Abstract
Background and Aims
In pregnancy and the postpartum period, complement gene variant mediated thrombotic microangiopathy (P-cTMA) can be life threatening for the mother and the child. We describe pregnancy and delivery outcomes of pregnancies a) before cTMA manifestation, b) complicated by P-cTMA, and c) after first manifestation of cTMA in such women.
Method
This study provides an update of patients enrolled in the Vienna TMA Cohort (VTC) as of January 2020. Demographic and clinical data were retrieved from the electronic and paper-based health care records of our institution and from the Austrian Mother-Child Health Passport.

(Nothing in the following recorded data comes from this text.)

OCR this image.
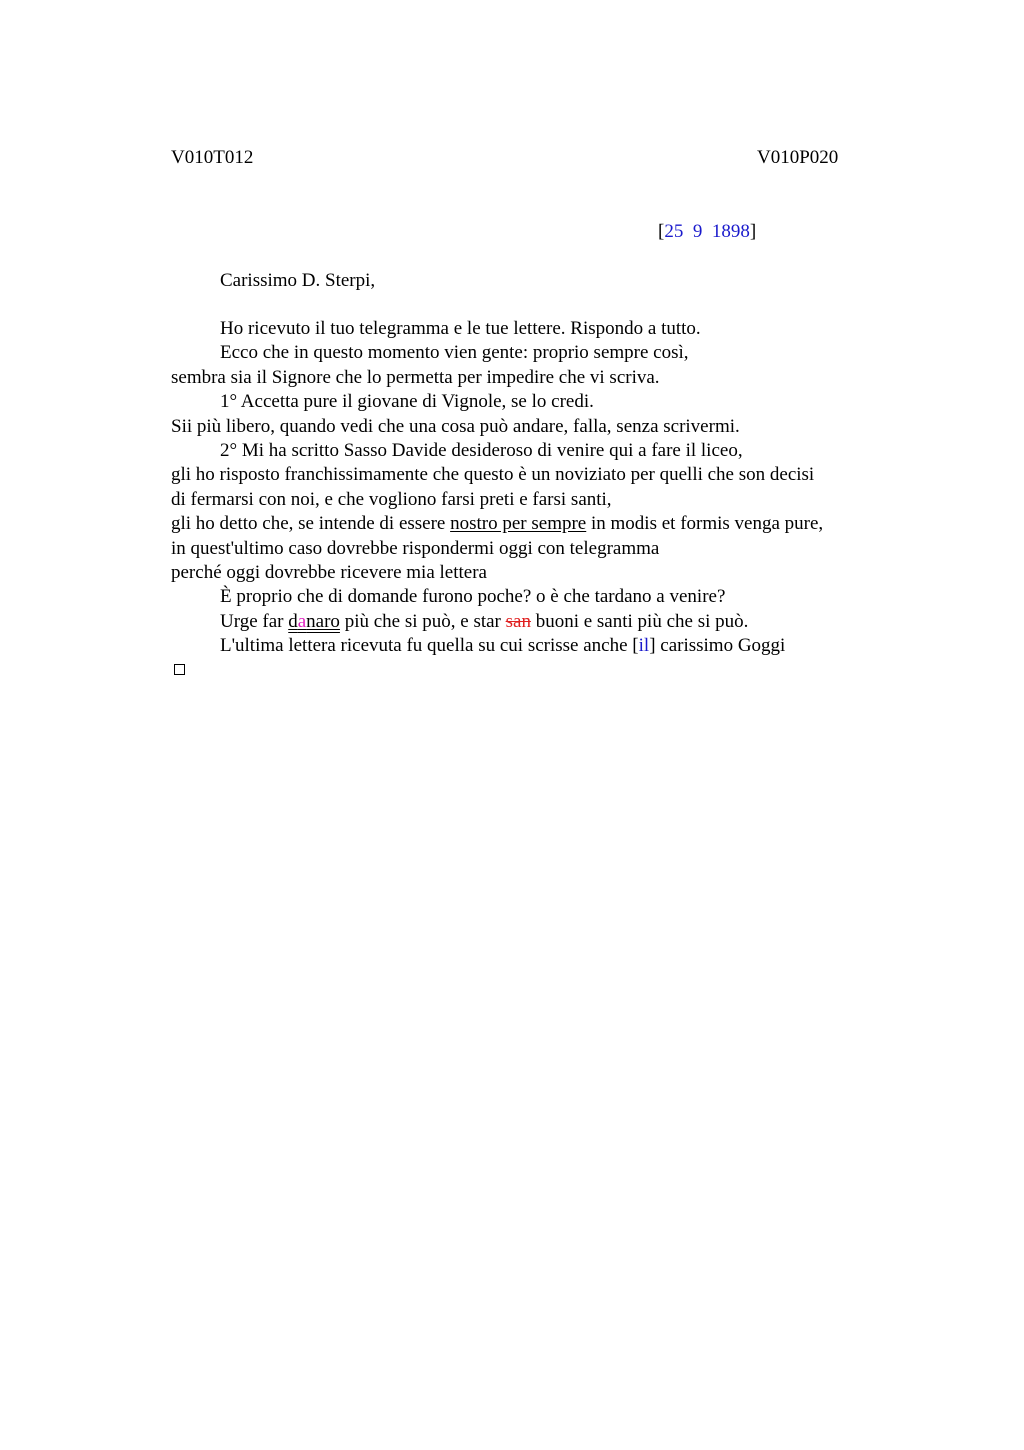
V010T012	V010P020
[25 9 1898]
Carissimo D. Sterpi,
Ho ricevuto il tuo telegramma e le tue lettere. Rispondo a tutto.
Ecco che in questo momento vien gente: proprio sempre così,
sembra sia il Signore che lo permetta per impedire che vi scriva.
1° Accetta pure il giovane di Vignole, se lo credi.
Sii più libero, quando vedi che una cosa può andare, falla, senza scrivermi.
2° Mi ha scritto Sasso Davide desideroso di venire qui a fare il liceo,
gli ho risposto franchissimamente che questo è un noviziato per quelli che son decisi
di fermarsi con noi, e che vogliono farsi preti e farsi santi,
gli ho detto che, se intende di essere nostro per sempre in modis et formis venga pure,
in quest'ultimo caso dovrebbe rispondermi oggi con telegramma
perché oggi dovrebbe ricevere mia lettera
È proprio che di domande furono poche? o è che tardano a venire?
Urge far danaro più che si può, e star san buoni e santi più che si può.
L'ultima lettera ricevuta fu quella su cui scrisse anche [il] carissimo Goggi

Pregnancy outcomes include live births (full term, moderate to late preterm, very preterm, extremely preterm) or deaths (miscarriage, foetal death, stillbirth, neonatal death). Among delivery outcome we ascertained spontaneous vaginal delivery; Caesarean section, gestational age, birth weight and birth weight categories, birth height, head circumference, Apgar scores, admission to a neonatal intensive care unit, and the presence of malformations.
Results
We recorded 58 pregnancies (41 live births/21 women, including one set of twins; 4 abortions and 1 stillbirth in 3 women without live births; 1 ongoing pregnancy; successful pregnancies: 40/57=70%) of 25 women (mean age [years] at first pregnancy 28.2±7.4, at cTMA manifestation 33.2±16.5). Currently 6 women have a kidney transplant and 4 have died (each death not related to pregnancy). Detailed pregnancy outcomes are shown in Figure 1. Table 1 indicates delivery outcomes of 41 live births. 6/8 neonates of pregnancies complicated by cTMA were female. Caesarean sections (female: 11/19, 58%; male: 9/24, 38%; p=0.11), preterm deliveries (female: 7/19, 37%; male: 5/24, 21%; p=0.09), and low birth weight (female: 6/19, 32%; male: 3/24, 13%; p=0.02) were more frequent among 43 pooled live births and stillbirths with known sex.
Conclusion
Overall, pregnancy and delivery outcomes were poor in pregnancies complicated by cTMA as compared to pregnancies before or after cTMA manifestation. The rate of Caesarean section, preterm delivery, and low birth weight was somewhat higher among female as compared to male neonates and stillbirths. Furthermore, neonatal female gender should be explored as risk factor for cTMA manifestation.